Zen and the art of trail maintenance
The tools of trail work: the Pulaski, a Janus-headed half-axe, half-adze; the adze hoe (ain’t gardening); the pick mattock, which will pick your eye out if you lose your footing. Hard metal tools, forged in fire and originally designed for wildfire-fighting.
The tools are hard, but the work is soft. You can’t just hack a trail up the side of a mountain. According to to the Student Conservation Association’s trail manual, Lightly on the Land, early trails in the Northeast U.S. used to be built this way–hacked hurriedly straight up to the summit. This was because in the Eastern U.S., most of the trails being built were recreational, e.g. from a Catskill inn up to a viewpoint, and because people had to worry more about staying within property lines.
But now the “horizontal vision”–winding, low-grade trails that obey the contours of the land–of the Western U.S., where trails were originally more logging- or mining-related, is the favored method of trail building.
You could say that building a trail through woods tells the tired old culture vs. nature story, but it’s more interesting than that. It’s a big struggle to change the way land will behave. So trail work is all about studying the way the land already behaves and insinuating a path into the land.
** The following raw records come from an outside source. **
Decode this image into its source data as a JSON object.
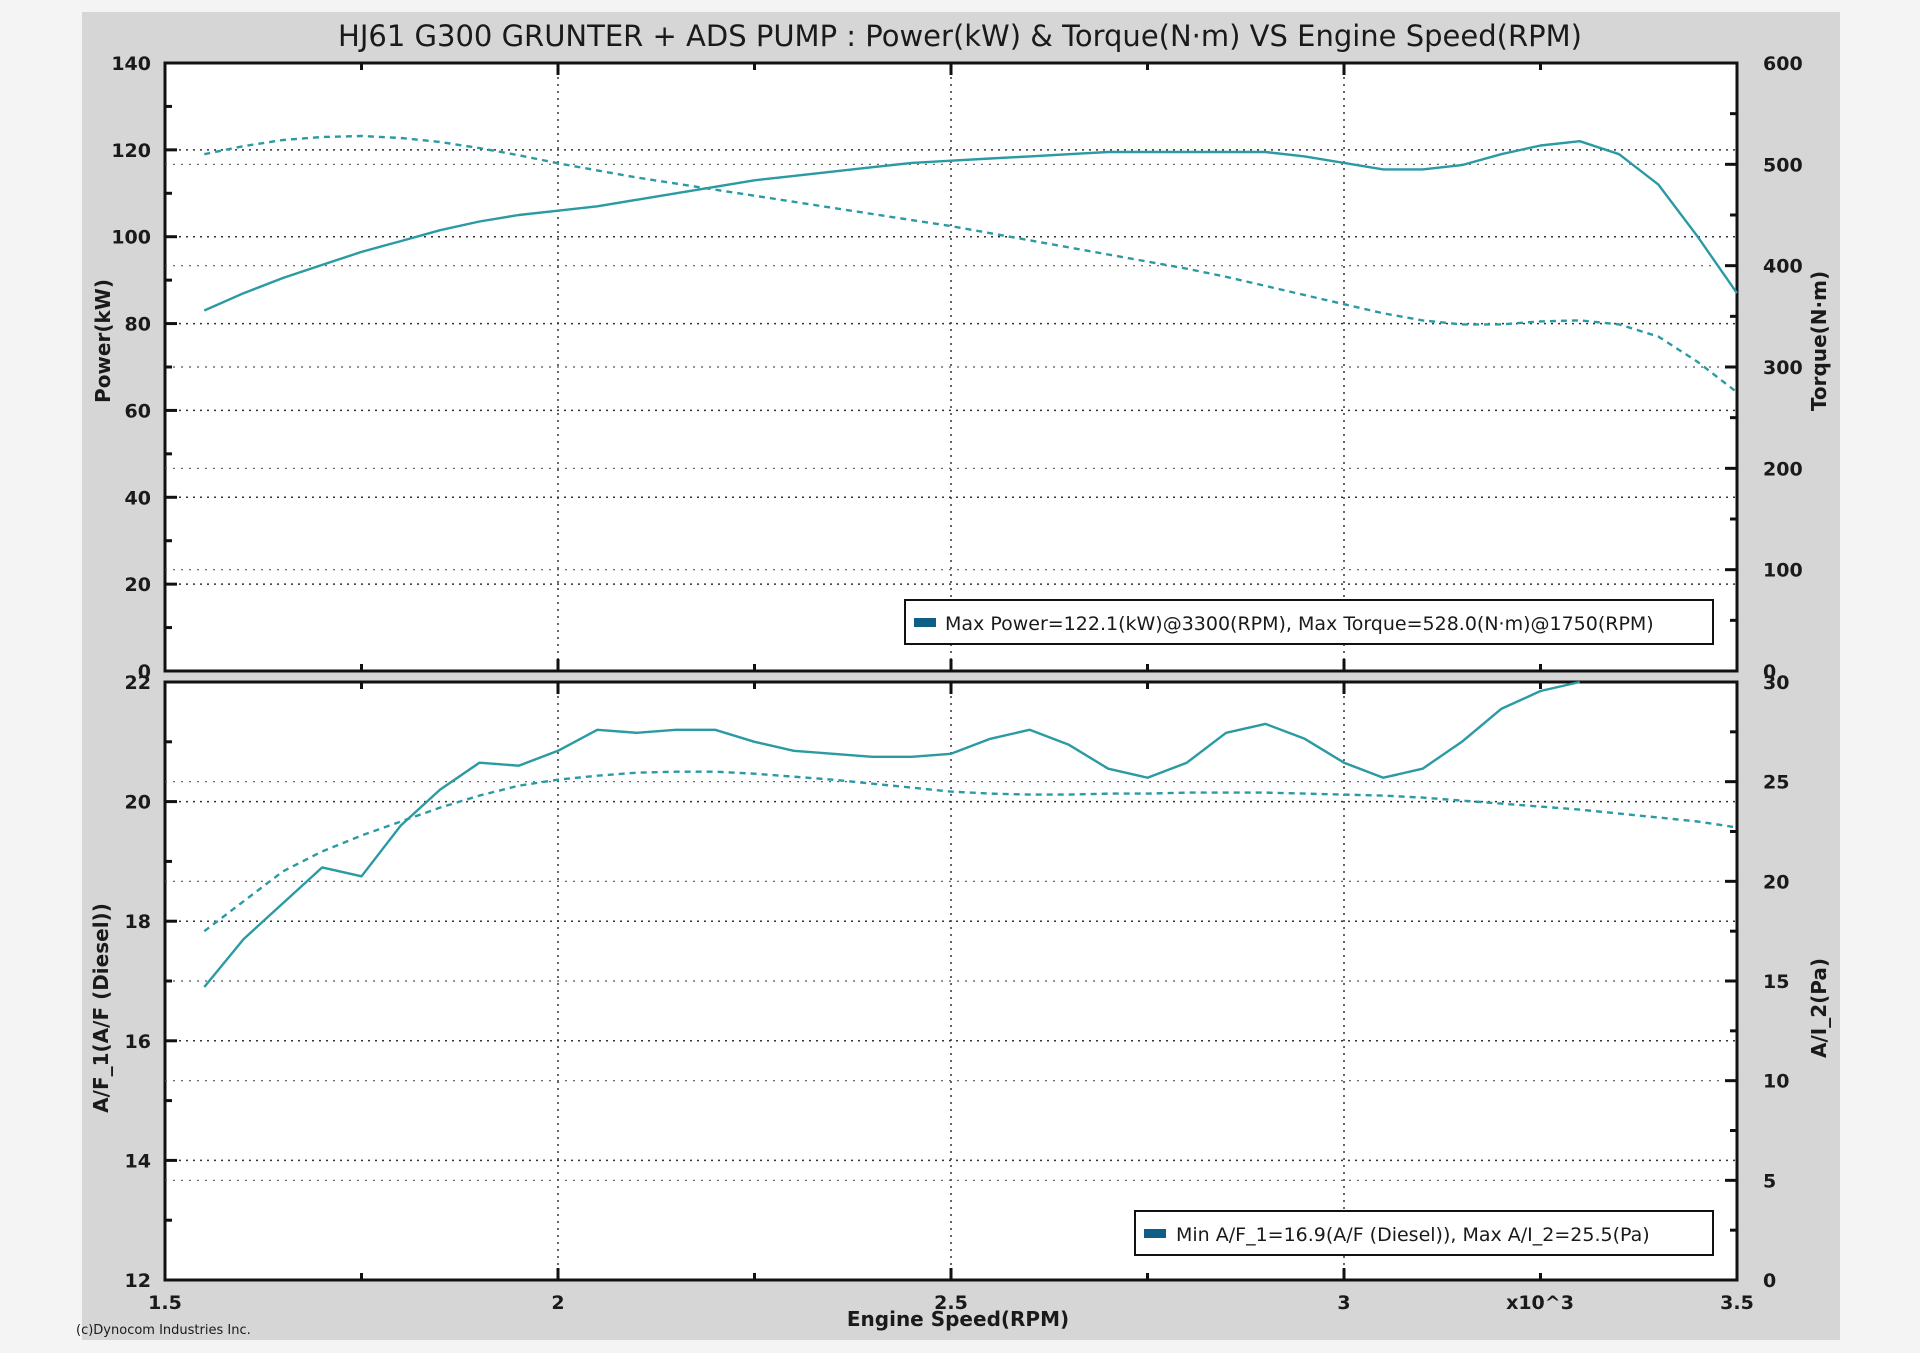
{
  "colors": {
    "background": "#d6d6d6",
    "plot": "#ffffff",
    "series": "#2a9aa3",
    "legend_swatch": "#0e5e86"
  },
  "chart_data": [
    {
      "type": "line",
      "title": "HJ61 G300 GRUNTER + ADS PUMP : Power(kW) & Torque(N·m) VS Engine Speed(RPM)",
      "ylabel": "Power(kW)",
      "y2label": "Torque(N·m)",
      "xlim": [
        1.5,
        3.5
      ],
      "ylim": [
        0,
        140
      ],
      "y2lim": [
        0,
        600
      ],
      "yticks": [
        "0",
        "20",
        "40",
        "60",
        "80",
        "100",
        "120",
        "140"
      ],
      "y2ticks": [
        "0",
        "100",
        "200",
        "300",
        "400",
        "500",
        "600"
      ],
      "grid": true,
      "legend_text": "Max Power=122.1(kW)@3300(RPM), Max Torque=528.0(N·m)@1750(RPM)",
      "legend_position": "bottom-right",
      "series": [
        {
          "name": "Power",
          "axis": "left",
          "style": "solid",
          "x": [
            1.55,
            1.6,
            1.65,
            1.7,
            1.75,
            1.8,
            1.85,
            1.9,
            1.95,
            2.0,
            2.05,
            2.1,
            2.15,
            2.2,
            2.25,
            2.3,
            2.35,
            2.4,
            2.45,
            2.5,
            2.55,
            2.6,
            2.65,
            2.7,
            2.75,
            2.8,
            2.85,
            2.9,
            2.95,
            3.0,
            3.05,
            3.1,
            3.15,
            3.2,
            3.25,
            3.3,
            3.35,
            3.4,
            3.45,
            3.5
          ],
          "y": [
            83,
            87,
            90.5,
            93.5,
            96.5,
            99,
            101.5,
            103.5,
            105,
            106,
            107,
            108.5,
            110,
            111.5,
            113,
            114,
            115,
            116,
            117,
            117.5,
            118,
            118.5,
            119,
            119.5,
            119.5,
            119.5,
            119.5,
            119.5,
            118.5,
            117,
            115.5,
            115.5,
            116.5,
            119,
            121,
            122,
            119,
            112,
            100,
            87
          ]
        },
        {
          "name": "Torque",
          "axis": "right",
          "style": "dashed",
          "x": [
            1.55,
            1.6,
            1.65,
            1.7,
            1.75,
            1.8,
            1.85,
            1.9,
            1.95,
            2.0,
            2.05,
            2.1,
            2.15,
            2.2,
            2.25,
            2.3,
            2.35,
            2.4,
            2.45,
            2.5,
            2.55,
            2.6,
            2.65,
            2.7,
            2.75,
            2.8,
            2.85,
            2.9,
            2.95,
            3.0,
            3.05,
            3.1,
            3.15,
            3.2,
            3.25,
            3.3,
            3.35,
            3.4,
            3.45,
            3.5
          ],
          "y": [
            510,
            518,
            524,
            527,
            528,
            526,
            522,
            516,
            509,
            501,
            494,
            487,
            481,
            475,
            469,
            463,
            457,
            451,
            445,
            439,
            432,
            425,
            418,
            411,
            404,
            397,
            389,
            380,
            371,
            362,
            353,
            346,
            342,
            342,
            345,
            346,
            342,
            330,
            305,
            275
          ]
        }
      ]
    },
    {
      "type": "line",
      "xlabel": "Engine Speed(RPM)",
      "ylabel": "A/F_1(A/F (Diesel))",
      "y2label": "A/I_2(Pa)",
      "xlim": [
        1.5,
        3.5
      ],
      "ylim": [
        12,
        22
      ],
      "y2lim": [
        0,
        30
      ],
      "xticks": [
        "1.5",
        "2",
        "2.5",
        "3",
        "3.5"
      ],
      "x_multiplier": "x10^3",
      "yticks": [
        "12",
        "14",
        "16",
        "18",
        "20",
        "22"
      ],
      "y2ticks": [
        "0",
        "5",
        "10",
        "15",
        "20",
        "25",
        "30"
      ],
      "grid": true,
      "legend_text": "Min A/F_1=16.9(A/F (Diesel)), Max A/I_2=25.5(Pa)",
      "legend_position": "bottom-right",
      "series": [
        {
          "name": "A/F_1",
          "axis": "left",
          "style": "solid",
          "x": [
            1.55,
            1.6,
            1.65,
            1.7,
            1.75,
            1.8,
            1.85,
            1.9,
            1.95,
            2.0,
            2.05,
            2.1,
            2.15,
            2.2,
            2.25,
            2.3,
            2.35,
            2.4,
            2.45,
            2.5,
            2.55,
            2.6,
            2.65,
            2.7,
            2.75,
            2.8,
            2.85,
            2.9,
            2.95,
            3.0,
            3.05,
            3.1,
            3.15,
            3.2,
            3.25,
            3.3
          ],
          "y": [
            16.9,
            17.7,
            18.3,
            18.9,
            18.75,
            19.6,
            20.2,
            20.65,
            20.6,
            20.85,
            21.2,
            21.15,
            21.2,
            21.2,
            21.0,
            20.85,
            20.8,
            20.75,
            20.75,
            20.8,
            21.05,
            21.2,
            20.95,
            20.55,
            20.4,
            20.65,
            21.15,
            21.3,
            21.05,
            20.65,
            20.4,
            20.55,
            21.0,
            21.55,
            21.85,
            22.0
          ]
        },
        {
          "name": "A/I_2",
          "axis": "right",
          "style": "dashed",
          "x": [
            1.55,
            1.6,
            1.65,
            1.7,
            1.75,
            1.8,
            1.85,
            1.9,
            1.95,
            2.0,
            2.05,
            2.1,
            2.15,
            2.2,
            2.25,
            2.3,
            2.35,
            2.4,
            2.45,
            2.5,
            2.55,
            2.6,
            2.65,
            2.7,
            2.75,
            2.8,
            2.85,
            2.9,
            2.95,
            3.0,
            3.05,
            3.1,
            3.15,
            3.2,
            3.25,
            3.3,
            3.35,
            3.4,
            3.45,
            3.5
          ],
          "y": [
            17.5,
            19,
            20.5,
            21.5,
            22.3,
            23,
            23.7,
            24.3,
            24.8,
            25.1,
            25.3,
            25.45,
            25.5,
            25.5,
            25.4,
            25.25,
            25.1,
            24.9,
            24.7,
            24.5,
            24.4,
            24.35,
            24.35,
            24.4,
            24.4,
            24.45,
            24.45,
            24.45,
            24.4,
            24.35,
            24.3,
            24.2,
            24.05,
            23.9,
            23.75,
            23.6,
            23.4,
            23.2,
            23.0,
            22.7
          ]
        }
      ]
    }
  ],
  "footer": {
    "credit": "(c)Dynocom Industries Inc."
  }
}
The biggest foe of trails: a liquid. Trail builders have to learn to think like water. Do you ever, in the shower, watch water droplets detour over your belly and think, “That is inarguable proof, I am getting fatter.” Water proves the curves. Trail makers have to shape the trail to shed water, and the behavior of the water will prove their success or failure. It’s more of a martial art than a bloody Coliseum match.
Trail makers worry about drainage. Ridge trails are always slanted downhill, enough to shed the water, but not so much you feel like a pegleg on your hike. Gentle drain dips are carved across the tread to escort water off the trail, and wooden water bars are laid across to interrupt gravity-happy torrents. For more desperate situations, there are culverts, stepping stones and turnpikes. But the less engineering the better.
I recently spent four days doing trail work on a section of the 2,650-mile-long Pacific Crest Trail. Mostly I was alone with my pulaski, in the dim wet Washington woods, regrading the trail and in the process discovering little pleasures like the confetti beargrass makes when you sever it at the base, the bright yellow stains underneath Oregon grape bark, and the varying degrees of sting when different soil types fly into your eyes.
I also met two wacky people, Bryce and Bruce, both PCTA volunteers. Bruce was probably in his 40s and had a lovely, shiny head of hair that looked as healthy as a five-year-old boy’s. His entire face was also covered with hair, and he had a mountain-man beard coming down to his chest. He had a habit of talking nonstop about anything, and he especially liked to antagonize Bryce. His voice was constant but it was hard to tell where it was coming from what with all the hair.
Bryce was (I’m not lying!) 87 and his head was on a horizontal plane with his shoulders. He was a former ranger who didn’t start hiking until he was 65. Then he hiked the freaking Triple Crown! (That’s the Pacific Crest Trail, the Continental Divide Trail and the Appalachian Trail–7,900 miles in all). He had a work ethic and a row of square yellow teeth that he would bare in a grin when he thought we were making the trails too pretty. I’m not sure if either of these men had interpersonal relationships, but they both had a knack for carving drain dips.
Next time you’re out on a trail, try to see how it works, how it is convincing the land and the water. The line of the trail is like the line in Yeats:
“A line will take us hours maybe;
Yet if it does not seem a moment’s thought,
Our stitching and unstitching has been naught.”